Check the DNS configuration:
cat /etc/resolv.confVerify that nameserver entries point to valid, reachable DNS servers:
ping -c 2 $(awk '/^nameserver/{print $2; exit}' /etc/resolv.conf)Verify the hostname is correct in ClickHouse config:
grep -r "problematic-hostname" /etc/clickhouse-server/Fix any typos in cluster definitions, remote server configurations, or dictionary sources.
Check if the DNS record exists:
dig problematic-hostname @8.8.8.8Using a public DNS server helps determine if the record exists globally or only in your private DNS.
Flush the ClickHouse DNS cache:
SYSTEM DROP DNS CACHE;ClickHouse caches DNS results internally.

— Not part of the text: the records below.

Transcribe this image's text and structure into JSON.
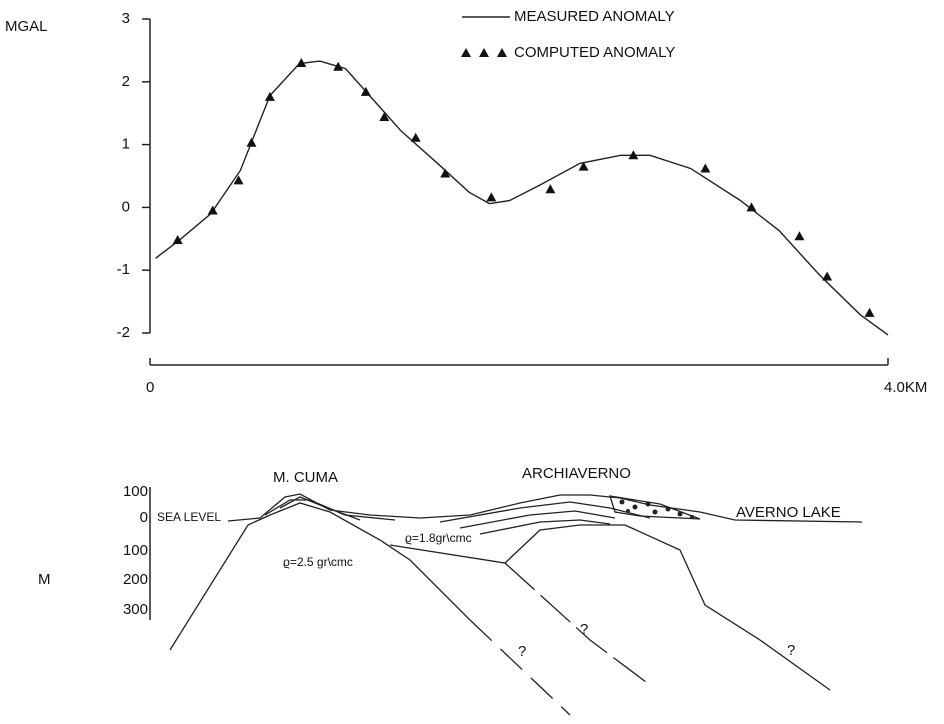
{
  "chart_data": {
    "type": "line",
    "y_label": "MGAL",
    "xlim": [
      0,
      4
    ],
    "xticks": [
      0,
      {
        "value": 4,
        "label": "4.0KM"
      }
    ],
    "ylim": [
      -2,
      3
    ],
    "yticks": [
      3,
      2,
      1,
      0,
      -1,
      -2
    ],
    "series": [
      {
        "name": "MEASURED ANOMALY",
        "color": "#222222",
        "style": "line",
        "x": [
          0.03,
          0.16,
          0.33,
          0.49,
          0.65,
          0.81,
          0.92,
          1.06,
          1.19,
          1.36,
          1.57,
          1.73,
          1.84,
          1.95,
          2.11,
          2.33,
          2.55,
          2.71,
          2.93,
          3.2,
          3.41,
          3.63,
          3.85,
          4.0
        ],
        "values": [
          -0.81,
          -0.52,
          -0.1,
          0.59,
          1.78,
          2.29,
          2.33,
          2.21,
          1.78,
          1.22,
          0.67,
          0.24,
          0.06,
          0.11,
          0.35,
          0.7,
          0.83,
          0.83,
          0.62,
          0.11,
          -0.37,
          -1.08,
          -1.71,
          -2.03
        ]
      },
      {
        "name": "COMPUTED ANOMALY",
        "color": "#111111",
        "style": "triangle",
        "x": [
          0.15,
          0.34,
          0.48,
          0.55,
          0.65,
          0.82,
          1.02,
          1.17,
          1.27,
          1.44,
          1.6,
          1.85,
          2.17,
          2.35,
          2.62,
          3.01,
          3.26,
          3.52,
          3.67,
          3.9
        ],
        "values": [
          -0.52,
          -0.05,
          0.43,
          1.03,
          1.76,
          2.3,
          2.24,
          1.84,
          1.44,
          1.11,
          0.54,
          0.16,
          0.29,
          0.65,
          0.83,
          0.62,
          0.0,
          -0.46,
          -1.1,
          -1.68
        ]
      }
    ]
  },
  "section": {
    "depth_unit": "M",
    "depth_labels": [
      "100",
      "0",
      "100",
      "200",
      "300"
    ],
    "sea_level": "SEA LEVEL",
    "places": [
      "M. CUMA",
      "ARCHIAVERNO",
      "AVERNO LAKE"
    ],
    "densities": [
      "ϱ=1.8gr\\cmc",
      "ϱ=2.5 gr\\cmc"
    ],
    "unknowns": [
      "?",
      "?",
      "?"
    ]
  }
}
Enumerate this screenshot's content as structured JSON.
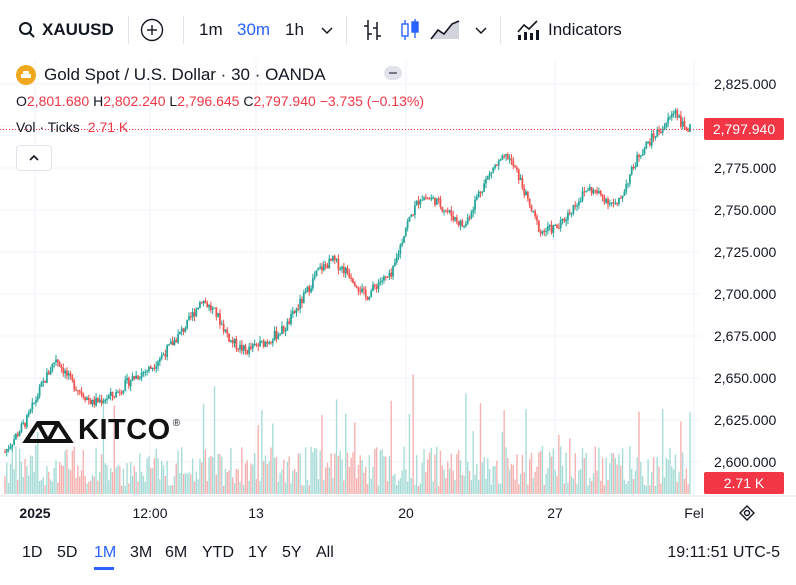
{
  "toolbar": {
    "symbol": "XAUUSD",
    "timeframes": [
      "1m",
      "30m",
      "1h"
    ],
    "active_timeframe": "30m",
    "indicators_label": "Indicators",
    "icons": [
      "search-icon",
      "add-symbol-icon",
      "chevron-down-icon",
      "bar-style-icon",
      "candles-icon",
      "area-icon",
      "indicators-icon"
    ]
  },
  "legend": {
    "title": "Gold Spot / U.S. Dollar · 30 · OANDA",
    "o_label": "O",
    "o_value": "2,801.680",
    "h_label": "H",
    "h_value": "2,802.240",
    "l_label": "L",
    "l_value": "2,796.645",
    "c_label": "C",
    "c_value": "2,797.940",
    "change": "−3.735 (−0.13%)",
    "vol_label": "Vol · Ticks",
    "vol_value": "2.71 K"
  },
  "price_axis": {
    "ticks": [
      "2,825.000",
      "2,800.000",
      "2,775.000",
      "2,750.000",
      "2,725.000",
      "2,700.000",
      "2,675.000",
      "2,650.000",
      "2,625.000",
      "2,600.000"
    ],
    "last_price_tag": "2,797.940",
    "volume_tag": "2.71 K"
  },
  "time_axis": {
    "labels": [
      "2025",
      "12:00",
      "13",
      "20",
      "27",
      "Fel"
    ]
  },
  "watermark": "KITCO",
  "bottom_bar": {
    "ranges": [
      "1D",
      "5D",
      "1M",
      "3M",
      "6M",
      "YTD",
      "1Y",
      "5Y",
      "All"
    ],
    "active_range": "1M",
    "clock": "19:11:51 UTC-5"
  },
  "colors": {
    "up": "#26a69a",
    "down": "#ef5350",
    "accent": "#2962ff",
    "price_tag": "#f23645",
    "logo": "#f0a81e"
  },
  "chart_data": {
    "type": "candlestick",
    "symbol": "XAUUSD",
    "interval": "30",
    "x_labels": [
      "2025",
      "12:00",
      "13",
      "20",
      "27",
      "Fel"
    ],
    "ylim": [
      2590,
      2830
    ],
    "close_path": {
      "x": [
        "2025",
        "",
        "",
        "",
        "12:00",
        "",
        "13",
        "",
        "",
        "",
        "20",
        "",
        "",
        "27",
        "",
        "",
        "Fel"
      ],
      "points": [
        [
          0,
          2606
        ],
        [
          6,
          2625
        ],
        [
          10,
          2645
        ],
        [
          14,
          2662
        ],
        [
          18,
          2648
        ],
        [
          24,
          2635
        ],
        [
          30,
          2640
        ],
        [
          35,
          2650
        ],
        [
          40,
          2656
        ],
        [
          45,
          2668
        ],
        [
          50,
          2682
        ],
        [
          54,
          2697
        ],
        [
          58,
          2688
        ],
        [
          62,
          2672
        ],
        [
          66,
          2666
        ],
        [
          72,
          2672
        ],
        [
          77,
          2680
        ],
        [
          82,
          2698
        ],
        [
          86,
          2714
        ],
        [
          90,
          2720
        ],
        [
          95,
          2711
        ],
        [
          99,
          2698
        ],
        [
          103,
          2708
        ],
        [
          106,
          2710
        ],
        [
          110,
          2740
        ],
        [
          114,
          2758
        ],
        [
          118,
          2756
        ],
        [
          122,
          2748
        ],
        [
          126,
          2740
        ],
        [
          130,
          2760
        ],
        [
          134,
          2775
        ],
        [
          138,
          2782
        ],
        [
          141,
          2770
        ],
        [
          144,
          2752
        ],
        [
          147,
          2737
        ],
        [
          152,
          2740
        ],
        [
          156,
          2752
        ],
        [
          160,
          2763
        ],
        [
          164,
          2758
        ],
        [
          168,
          2752
        ],
        [
          171,
          2768
        ],
        [
          174,
          2783
        ],
        [
          178,
          2794
        ],
        [
          181,
          2800
        ],
        [
          184,
          2810
        ],
        [
          186,
          2800
        ],
        [
          188,
          2798
        ]
      ]
    },
    "volume": {
      "last": "2.71 K"
    },
    "last_close": 2797.94
  }
}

If a record recently changed, the cache may hold stale data.
For Kubernetes environments, verify CoreDNS/kube-dns is running:
kubectl get pods -n kube-system | grep dns kubectl logs -n kube-system <dns-pod-name>Check that the ClickHouse pod's DNS policy allows it to resolve both cluster-internal and external names.

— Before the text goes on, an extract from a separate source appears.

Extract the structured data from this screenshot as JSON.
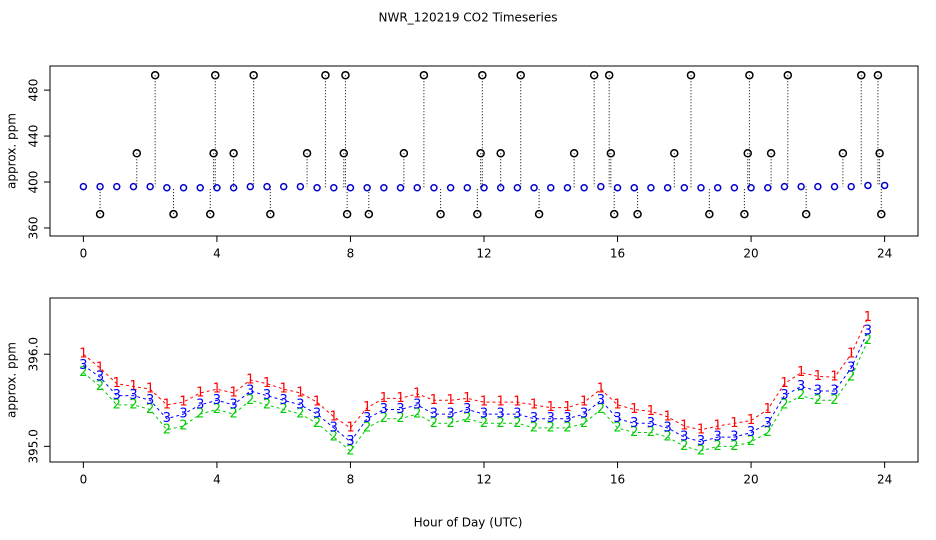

Use IP addresses as a workaround while debugging DNS issues: Replace hostnames with IP addresses in cluster configuration temporarily to restore functionality:
<shard> <replica> <host>10.0.1.5</host> <!-- Use IP instead of hostname --> <port>9000</port> </replica> </shard>
Best Practices
- Use stable, reliable DNS infrastructure with redundant nameservers
- Consider using IP addresses in cluster configurations for critical infrastructure to eliminate DNS as a failure point
- Set
dns_cache_update_periodin ClickHouse config to control how often cached DNS entries are refreshed - In Kubernetes, ensure DNS policies are correctly set and CoreDNS has sufficient resources
- Monitor DNS resolution latency and failures as part of your infrastructure monitoring
- Maintain
/etc/hostsentries as a fallback for critical cluster nodes - Test DNS resolution during infrastructure changes before they reach production
Frequently Asked Questions
Q: Does ClickHouse cache DNS lookups?
A: Yes. ClickHouse maintains an internal DNS cache to avoid repeated lookups. You can clear it with SYSTEM DROP DNS CACHE and control the refresh interval with the dns_cache_update_period setting.
Q: Can I use /etc/hosts instead of DNS?
A: Yes. Entries in /etc/hosts are resolved locally without DNS. This can serve as a reliable fallback for cluster nodes, though it requires manual updates across all servers when IP addresses change.
Q: Why does this error appear intermittently?
A: Intermittent DNS failures often point to an overloaded DNS server, network packet loss, or DNS round-robin returning unreachable IPs. Check DNS server health and network stability.
Q: Does this error affect ClickHouse Keeper connections?
A: Yes. If ClickHouse Keeper or ZooKeeper hostnames cannot be resolved, replicated tables lose their coordination layer. Replication, DDL operations, and distributed DDL will all be affected until DNS is restored.